Conflicts of interest
Tony Blair's presence as moderator did more than lend a layer of statesmanship to the proposal; ignited a firestorm of controversy. Blair strongly praised Ellison's plan as a revolutionary advance for the government.
However, this praise is not exempt from a major conflict of interest. Documents have revealed that Blair's own institute actively pressured the UK government to consult with Larry Ellison, a relationship that has sparked a row of cronies.
This controversy is based on a clear business relationship: Oracle, Ellison's company, has already secured a lucrative £700 million IT deal with multiple UK government departments.
In addition, Oracle is the primary beneficiary of future contracts related to digital identity and centralized data systems that Ellison is promoting.
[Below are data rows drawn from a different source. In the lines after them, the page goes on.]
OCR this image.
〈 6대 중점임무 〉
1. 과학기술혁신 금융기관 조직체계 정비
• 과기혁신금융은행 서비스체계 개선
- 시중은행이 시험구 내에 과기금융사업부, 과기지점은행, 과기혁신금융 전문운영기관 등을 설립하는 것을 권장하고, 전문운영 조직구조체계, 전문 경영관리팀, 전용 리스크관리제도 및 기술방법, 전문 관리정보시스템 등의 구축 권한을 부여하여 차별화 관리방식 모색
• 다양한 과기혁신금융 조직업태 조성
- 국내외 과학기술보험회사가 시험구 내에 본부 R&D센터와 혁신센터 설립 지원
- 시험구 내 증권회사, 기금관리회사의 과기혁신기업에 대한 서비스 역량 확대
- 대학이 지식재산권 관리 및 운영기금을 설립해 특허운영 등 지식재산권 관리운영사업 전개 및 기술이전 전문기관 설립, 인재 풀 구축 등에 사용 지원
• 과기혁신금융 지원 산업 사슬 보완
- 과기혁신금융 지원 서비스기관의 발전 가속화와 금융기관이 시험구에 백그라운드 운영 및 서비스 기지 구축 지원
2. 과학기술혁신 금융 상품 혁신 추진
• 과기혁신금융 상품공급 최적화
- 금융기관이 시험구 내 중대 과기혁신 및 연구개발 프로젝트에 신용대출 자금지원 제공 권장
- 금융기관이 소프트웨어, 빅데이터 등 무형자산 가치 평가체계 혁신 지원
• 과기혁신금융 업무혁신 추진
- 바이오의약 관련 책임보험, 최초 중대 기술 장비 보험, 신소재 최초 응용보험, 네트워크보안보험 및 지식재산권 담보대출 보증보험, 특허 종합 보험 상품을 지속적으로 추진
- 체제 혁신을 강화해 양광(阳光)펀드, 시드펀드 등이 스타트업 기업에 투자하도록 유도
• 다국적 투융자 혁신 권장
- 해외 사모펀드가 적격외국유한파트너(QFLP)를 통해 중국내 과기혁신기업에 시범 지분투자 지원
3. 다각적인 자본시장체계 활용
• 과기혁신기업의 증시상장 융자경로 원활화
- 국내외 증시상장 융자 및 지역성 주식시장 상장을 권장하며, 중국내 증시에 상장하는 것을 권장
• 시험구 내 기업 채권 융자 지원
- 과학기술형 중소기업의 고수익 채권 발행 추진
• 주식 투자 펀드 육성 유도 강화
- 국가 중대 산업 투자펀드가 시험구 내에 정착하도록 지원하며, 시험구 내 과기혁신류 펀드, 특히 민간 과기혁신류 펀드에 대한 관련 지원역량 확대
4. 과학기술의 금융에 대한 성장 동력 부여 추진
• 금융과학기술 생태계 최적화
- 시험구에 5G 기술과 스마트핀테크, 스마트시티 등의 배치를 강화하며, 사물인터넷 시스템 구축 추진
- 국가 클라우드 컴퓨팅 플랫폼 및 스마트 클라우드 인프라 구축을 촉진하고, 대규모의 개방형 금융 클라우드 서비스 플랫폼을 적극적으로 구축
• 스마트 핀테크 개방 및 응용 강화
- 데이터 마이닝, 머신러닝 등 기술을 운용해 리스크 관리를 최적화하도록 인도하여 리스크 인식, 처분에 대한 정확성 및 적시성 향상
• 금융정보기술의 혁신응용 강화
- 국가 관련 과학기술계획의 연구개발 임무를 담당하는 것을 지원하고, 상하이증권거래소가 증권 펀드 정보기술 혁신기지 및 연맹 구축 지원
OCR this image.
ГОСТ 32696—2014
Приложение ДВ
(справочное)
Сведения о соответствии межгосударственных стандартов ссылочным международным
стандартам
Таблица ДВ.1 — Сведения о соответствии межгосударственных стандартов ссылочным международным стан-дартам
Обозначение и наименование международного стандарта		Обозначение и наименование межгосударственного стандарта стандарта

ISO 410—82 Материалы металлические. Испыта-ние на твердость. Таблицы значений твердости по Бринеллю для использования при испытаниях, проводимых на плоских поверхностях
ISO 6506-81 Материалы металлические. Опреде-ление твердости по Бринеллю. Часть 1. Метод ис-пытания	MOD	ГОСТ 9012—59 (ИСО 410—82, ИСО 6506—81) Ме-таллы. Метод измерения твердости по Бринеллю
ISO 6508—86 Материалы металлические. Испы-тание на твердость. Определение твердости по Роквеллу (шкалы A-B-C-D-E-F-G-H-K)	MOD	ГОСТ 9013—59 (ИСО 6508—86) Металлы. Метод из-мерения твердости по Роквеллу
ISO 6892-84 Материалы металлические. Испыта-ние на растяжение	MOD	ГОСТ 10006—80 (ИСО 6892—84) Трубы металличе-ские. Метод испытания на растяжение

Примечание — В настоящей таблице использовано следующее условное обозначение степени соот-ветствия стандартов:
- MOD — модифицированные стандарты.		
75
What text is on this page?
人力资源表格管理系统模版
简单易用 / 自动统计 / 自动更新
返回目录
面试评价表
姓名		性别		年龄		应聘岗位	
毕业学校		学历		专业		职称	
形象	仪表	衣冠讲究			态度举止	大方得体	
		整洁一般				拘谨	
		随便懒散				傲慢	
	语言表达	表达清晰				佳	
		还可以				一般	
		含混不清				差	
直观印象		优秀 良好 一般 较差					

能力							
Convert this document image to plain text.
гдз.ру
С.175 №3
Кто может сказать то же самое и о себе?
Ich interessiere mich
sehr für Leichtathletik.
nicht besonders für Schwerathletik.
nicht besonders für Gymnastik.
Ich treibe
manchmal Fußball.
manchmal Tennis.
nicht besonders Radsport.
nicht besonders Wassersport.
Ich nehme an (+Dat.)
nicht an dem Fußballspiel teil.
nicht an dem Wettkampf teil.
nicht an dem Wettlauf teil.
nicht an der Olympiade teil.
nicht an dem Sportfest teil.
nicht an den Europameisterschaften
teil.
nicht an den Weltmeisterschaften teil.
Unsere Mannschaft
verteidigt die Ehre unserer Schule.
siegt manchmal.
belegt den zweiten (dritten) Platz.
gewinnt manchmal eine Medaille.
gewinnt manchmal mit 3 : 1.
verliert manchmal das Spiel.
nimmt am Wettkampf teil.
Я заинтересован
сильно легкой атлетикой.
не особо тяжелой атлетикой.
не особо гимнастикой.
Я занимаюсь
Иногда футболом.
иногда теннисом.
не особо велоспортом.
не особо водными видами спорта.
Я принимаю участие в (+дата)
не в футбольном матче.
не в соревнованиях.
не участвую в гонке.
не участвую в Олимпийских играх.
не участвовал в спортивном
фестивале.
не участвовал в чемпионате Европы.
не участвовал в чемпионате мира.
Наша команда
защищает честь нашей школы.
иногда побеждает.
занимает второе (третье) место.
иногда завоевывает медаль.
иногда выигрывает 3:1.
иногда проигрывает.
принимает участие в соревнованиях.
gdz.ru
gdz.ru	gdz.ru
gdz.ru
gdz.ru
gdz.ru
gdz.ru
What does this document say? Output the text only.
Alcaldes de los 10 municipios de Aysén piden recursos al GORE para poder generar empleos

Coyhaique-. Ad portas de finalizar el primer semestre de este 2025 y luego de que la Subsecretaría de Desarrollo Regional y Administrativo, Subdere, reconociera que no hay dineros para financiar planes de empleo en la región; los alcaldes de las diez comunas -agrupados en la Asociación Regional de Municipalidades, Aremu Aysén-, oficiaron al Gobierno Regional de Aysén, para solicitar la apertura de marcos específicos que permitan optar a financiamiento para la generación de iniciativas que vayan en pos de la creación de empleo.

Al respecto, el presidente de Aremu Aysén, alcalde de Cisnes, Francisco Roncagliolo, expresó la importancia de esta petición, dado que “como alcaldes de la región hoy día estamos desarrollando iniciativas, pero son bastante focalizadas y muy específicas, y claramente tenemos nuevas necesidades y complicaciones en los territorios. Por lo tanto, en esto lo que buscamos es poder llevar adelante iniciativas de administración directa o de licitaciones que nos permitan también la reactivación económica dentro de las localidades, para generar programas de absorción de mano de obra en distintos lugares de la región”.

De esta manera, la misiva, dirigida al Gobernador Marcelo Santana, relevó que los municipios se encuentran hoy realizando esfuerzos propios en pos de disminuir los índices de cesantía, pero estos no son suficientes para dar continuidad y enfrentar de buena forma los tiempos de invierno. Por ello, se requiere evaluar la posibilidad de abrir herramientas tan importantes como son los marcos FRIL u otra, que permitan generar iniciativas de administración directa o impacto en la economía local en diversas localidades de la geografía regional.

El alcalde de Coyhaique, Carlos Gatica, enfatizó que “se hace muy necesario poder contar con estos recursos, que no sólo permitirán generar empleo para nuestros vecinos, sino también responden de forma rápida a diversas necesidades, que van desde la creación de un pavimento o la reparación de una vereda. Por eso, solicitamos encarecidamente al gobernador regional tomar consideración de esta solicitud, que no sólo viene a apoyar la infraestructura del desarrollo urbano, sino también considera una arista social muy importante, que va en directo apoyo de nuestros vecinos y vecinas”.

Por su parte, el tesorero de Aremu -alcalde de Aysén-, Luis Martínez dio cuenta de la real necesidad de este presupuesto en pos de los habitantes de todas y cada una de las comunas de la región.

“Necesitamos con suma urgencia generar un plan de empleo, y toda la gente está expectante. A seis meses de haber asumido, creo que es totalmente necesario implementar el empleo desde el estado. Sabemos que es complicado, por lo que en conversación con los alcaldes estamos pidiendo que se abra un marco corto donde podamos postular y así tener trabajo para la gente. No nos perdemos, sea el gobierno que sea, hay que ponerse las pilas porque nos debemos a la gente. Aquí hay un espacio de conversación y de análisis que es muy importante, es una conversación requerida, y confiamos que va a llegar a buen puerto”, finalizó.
Fundamental compensation: efficiency versus freedom
Critics argue that Blair's enthusiastic support blurs the line between genuine government innovation and a veiled sales tone, raising serious ethical questions about the privatization of basic state functions and the influence of tech billionaires on public policies.
The tools needed to create an AI-responsive care system are the same tools needed to create a generalized social credit system.
The proposal challenges citizens to decide what kind of society they want to live in. Is it worth renouncing anonymity and privacy thanks to a unified digital data system?
History has shown that the powers vested in governments in times of crisis or in the name of efficiency are rarely voluntarily renounced.
The creation of a centralized citizen database overseen by the AI would represent one of the most significant expansions of state power in modern history, a point of no return for the relationship between the individual and the state.
The path to a brighter and AI-assisted future, if it exists, cannot be paved by unilateral statements by technological oligarchs and their political allies.
The question is no longer whether we can build such a system, but whether we should, and if so, under what inviolable conditions. The answer will define the form of society for generations to come.